The report stated that although the progress in purchasing FP commodities has been affected by two main invents: The Central Medical Stores fire of 2015, which burned all commodities including contraceptives, and the delay in release of MDG Acceleration Framework Funds, government has allocated US $3 million for the procurement FP commodities in the 2016-2017 MAF plans and budget.
How much of that has been spent is yet to be known.
“Ghana FP commodity funding remains constant but Ghana is not yet purchasing a larger share of FP commodities,” Dr Patrick Aboagye, Director of Family Health Division, Ghana Health Service, adds.
He says with the country becoming a lower-middle-income country, some key donors have pulled out, including the Netherlands and Denmark, while other donors significantly reduced funding leading to an overall decline in donor funding for health.
He stated that the Ministry of Health has begun a programme to look at alternative ways of generating funds locally for family planning.
Dr Appiah, however, says that it’s sad that the country would pay for deliveries and not pay for family planning.
“Because you see delivering a child, you deliver, take the person through anti-natal for nine months, you deliver the baby, you give immunizations, then we give all the services we give. Meanwhile, if the woman didn’t want that pregnancy, family planning would have prevented it. Look at the cost implications,” she highlights.
“So if we can pay for abortions, if we can pay for malnutrition, if we can pay for social services and take our children off the streets and we can’t pay for family planning, then it’s an issue,” she says.
Progress Made
The government, through collaboration with IPAS and MSI comprehensive abortion services, has been scaled up from two regions to eight out of the 10 regions since 2015.
“The government of Ghana committed to offering expanded contraceptive choices including a wider range of long acting and permanent methods. Presently, the method mix includes condoms, pills, implants, IUD’s/IUS, vasectomy and bilateral tubal ligation,” the report says.
“Implanon has been introduced with a smooth transition to Implanon NXT in 2015. Sino implant has been introduced in the private sector by MSI Ghana.
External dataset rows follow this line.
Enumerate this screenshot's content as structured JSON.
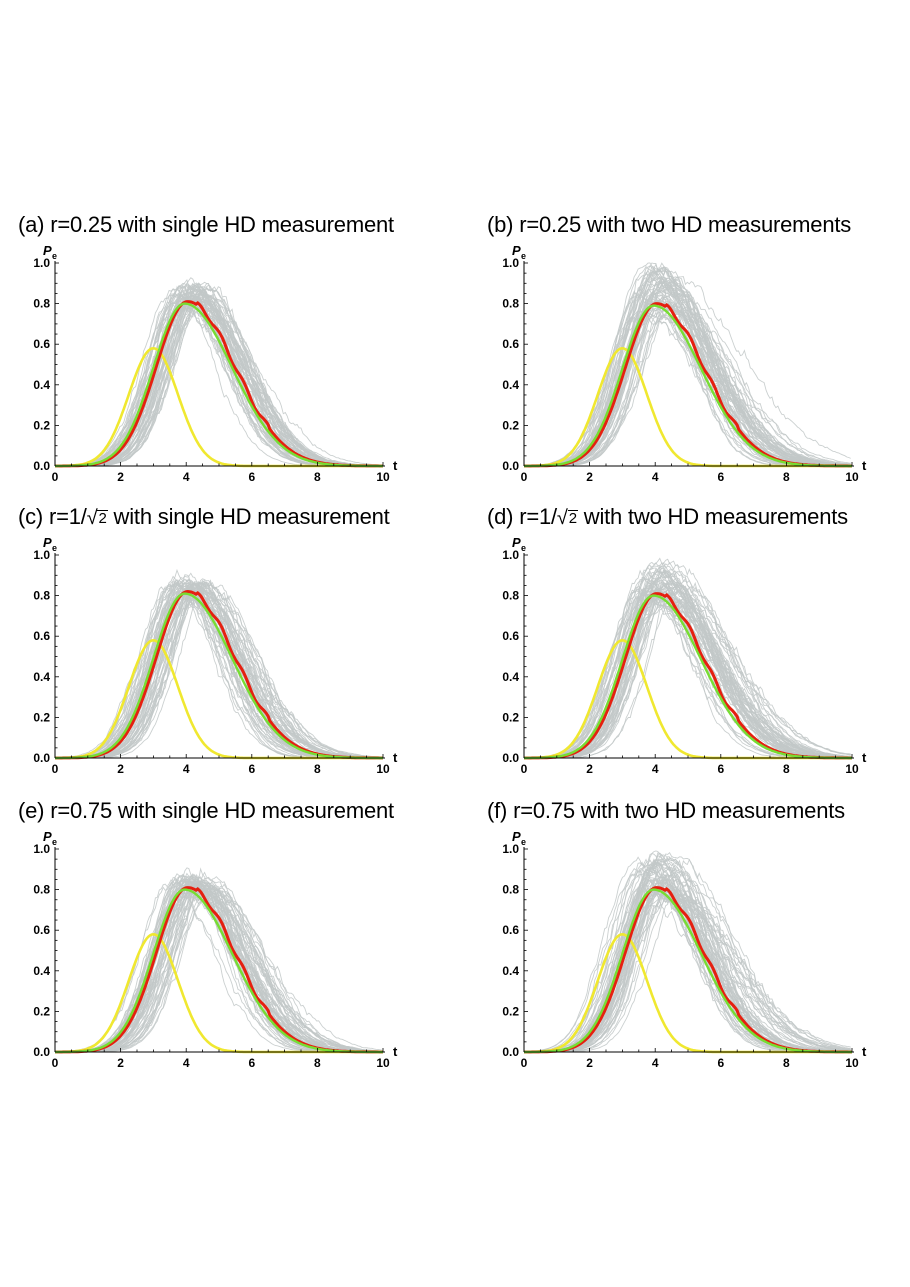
{
  "chart_data": [
    {
      "type": "line",
      "title_prefix": "(a) r=0.25 with single HD measurement",
      "title_r": "",
      "title_suffix": "",
      "xlabel": "t",
      "ylabel": "P",
      "ylabel_sub": "e",
      "xlim": [
        0,
        10
      ],
      "ylim": [
        0,
        1.0
      ],
      "xticks": [
        "0",
        "2",
        "4",
        "6",
        "8",
        "10"
      ],
      "yticks": [
        "0.0",
        "0.2",
        "0.4",
        "0.6",
        "0.8",
        "1.0"
      ],
      "mean_peak": {
        "t": 4.0,
        "P": 0.81
      },
      "envelope_peak": {
        "t": 3.0,
        "P": 0.58
      },
      "trajectory_max_P": 0.9,
      "trajectory_count": 60,
      "series": [
        {
          "name": "envelope",
          "color": "#f0e830"
        },
        {
          "name": "theory",
          "color": "#77dd33"
        },
        {
          "name": "average",
          "color": "#e52010"
        },
        {
          "name": "trajectories",
          "color": "#c2c8c8"
        }
      ]
    },
    {
      "type": "line",
      "title_prefix": "(b) r=0.25 with two HD measurements",
      "title_r": "",
      "title_suffix": "",
      "xlabel": "t",
      "ylabel": "P",
      "ylabel_sub": "e",
      "xlim": [
        0,
        10
      ],
      "ylim": [
        0,
        1.0
      ],
      "xticks": [
        "0",
        "2",
        "4",
        "6",
        "8",
        "10"
      ],
      "yticks": [
        "0.0",
        "0.2",
        "0.4",
        "0.6",
        "0.8",
        "1.0"
      ],
      "mean_peak": {
        "t": 4.0,
        "P": 0.8
      },
      "envelope_peak": {
        "t": 3.0,
        "P": 0.58
      },
      "trajectory_max_P": 1.0,
      "trajectory_count": 60,
      "series": [
        {
          "name": "envelope",
          "color": "#f0e830"
        },
        {
          "name": "theory",
          "color": "#77dd33"
        },
        {
          "name": "average",
          "color": "#e52010"
        },
        {
          "name": "trajectories",
          "color": "#c2c8c8"
        }
      ]
    },
    {
      "type": "line",
      "title_prefix": "(c) r=1/",
      "title_r": "2",
      "title_suffix": " with single HD measurement",
      "xlabel": "t",
      "ylabel": "P",
      "ylabel_sub": "e",
      "xlim": [
        0,
        10
      ],
      "ylim": [
        0,
        1.0
      ],
      "xticks": [
        "0",
        "2",
        "4",
        "6",
        "8",
        "10"
      ],
      "yticks": [
        "0.0",
        "0.2",
        "0.4",
        "0.6",
        "0.8",
        "1.0"
      ],
      "mean_peak": {
        "t": 4.0,
        "P": 0.82
      },
      "envelope_peak": {
        "t": 3.0,
        "P": 0.58
      },
      "trajectory_max_P": 0.88,
      "trajectory_count": 60,
      "series": [
        {
          "name": "envelope",
          "color": "#f0e830"
        },
        {
          "name": "theory",
          "color": "#77dd33"
        },
        {
          "name": "average",
          "color": "#e52010"
        },
        {
          "name": "trajectories",
          "color": "#c2c8c8"
        }
      ]
    },
    {
      "type": "line",
      "title_prefix": "(d) r=1/",
      "title_r": "2",
      "title_suffix": " with two HD measurements",
      "xlabel": "t",
      "ylabel": "P",
      "ylabel_sub": "e",
      "xlim": [
        0,
        10
      ],
      "ylim": [
        0,
        1.0
      ],
      "xticks": [
        "0",
        "2",
        "4",
        "6",
        "8",
        "10"
      ],
      "yticks": [
        "0.0",
        "0.2",
        "0.4",
        "0.6",
        "0.8",
        "1.0"
      ],
      "mean_peak": {
        "t": 4.0,
        "P": 0.81
      },
      "envelope_peak": {
        "t": 3.0,
        "P": 0.58
      },
      "trajectory_max_P": 0.98,
      "trajectory_count": 60,
      "series": [
        {
          "name": "envelope",
          "color": "#f0e830"
        },
        {
          "name": "theory",
          "color": "#77dd33"
        },
        {
          "name": "average",
          "color": "#e52010"
        },
        {
          "name": "trajectories",
          "color": "#c2c8c8"
        }
      ]
    },
    {
      "type": "line",
      "title_prefix": "(e) r=0.75 with single HD measurement",
      "title_r": "",
      "title_suffix": "",
      "xlabel": "t",
      "ylabel": "P",
      "ylabel_sub": "e",
      "xlim": [
        0,
        10
      ],
      "ylim": [
        0,
        1.0
      ],
      "xticks": [
        "0",
        "2",
        "4",
        "6",
        "8",
        "10"
      ],
      "yticks": [
        "0.0",
        "0.2",
        "0.4",
        "0.6",
        "0.8",
        "1.0"
      ],
      "mean_peak": {
        "t": 4.0,
        "P": 0.81
      },
      "envelope_peak": {
        "t": 3.0,
        "P": 0.58
      },
      "trajectory_max_P": 0.86,
      "trajectory_count": 60,
      "series": [
        {
          "name": "envelope",
          "color": "#f0e830"
        },
        {
          "name": "theory",
          "color": "#77dd33"
        },
        {
          "name": "average",
          "color": "#e52010"
        },
        {
          "name": "trajectories",
          "color": "#c2c8c8"
        }
      ]
    },
    {
      "type": "line",
      "title_prefix": "(f) r=0.75 with two HD measurements",
      "title_r": "",
      "title_suffix": "",
      "xlabel": "t",
      "ylabel": "P",
      "ylabel_sub": "e",
      "xlim": [
        0,
        10
      ],
      "ylim": [
        0,
        1.0
      ],
      "xticks": [
        "0",
        "2",
        "4",
        "6",
        "8",
        "10"
      ],
      "yticks": [
        "0.0",
        "0.2",
        "0.4",
        "0.6",
        "0.8",
        "1.0"
      ],
      "mean_peak": {
        "t": 4.0,
        "P": 0.81
      },
      "envelope_peak": {
        "t": 3.0,
        "P": 0.58
      },
      "trajectory_max_P": 1.0,
      "trajectory_count": 60,
      "series": [
        {
          "name": "envelope",
          "color": "#f0e830"
        },
        {
          "name": "theory",
          "color": "#77dd33"
        },
        {
          "name": "average",
          "color": "#e52010"
        },
        {
          "name": "trajectories",
          "color": "#c2c8c8"
        }
      ]
    }
  ]
}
Limited quantities of IUS have been re-introduced in a few centers in the country,” a portion of the document adds.
The government of Ghana committed to provide adolescent-friendly services for sexually active young people with 218 fully functional adolescent friendly corners active 54 of which were built in 2015-2016.
Furthermore, the National Health Insurance Scheme (NHIS) has announced that from May 1, 2018, health facilities will kick-start a pilot project to include family planning in its services in six selected municipalities and districts across the country for valid NHIS subscribers.
The introduction of family planning onto the scheme is in collaboration with the Ghana Health Service as part of efforts to reduce maternal and infant mortality, unwanted pregnancies and abortion among the youth, which mostly led to school dropouts and health complications.
Madam Stella Adu-Amankwah, the Deputy Director of Corporate Affairs, National Health Insurance Authority (NHIA), says the NHIS is always looking at opportunities to meet your needs, especially the poor and vulnerable, and that is why it covers about 95 percent of disease conditions in the country,” she says.
The communities for the pilot are Nabdam, Bawku West and the Bolgatanga Municipal in the Upper East Region, Obuasi Municipal in the Ashanti Region, Adaklu-Anyigbe District in the Volta Region and Mankessim in the Central Region.
Thus, as the country slowly takes the necessary steps to ensure family planning is accessible to all free of charge, women like Mamuna will have to keep hope that the free family planning will be introduced in Grater Accra Region, specifically in her area soon.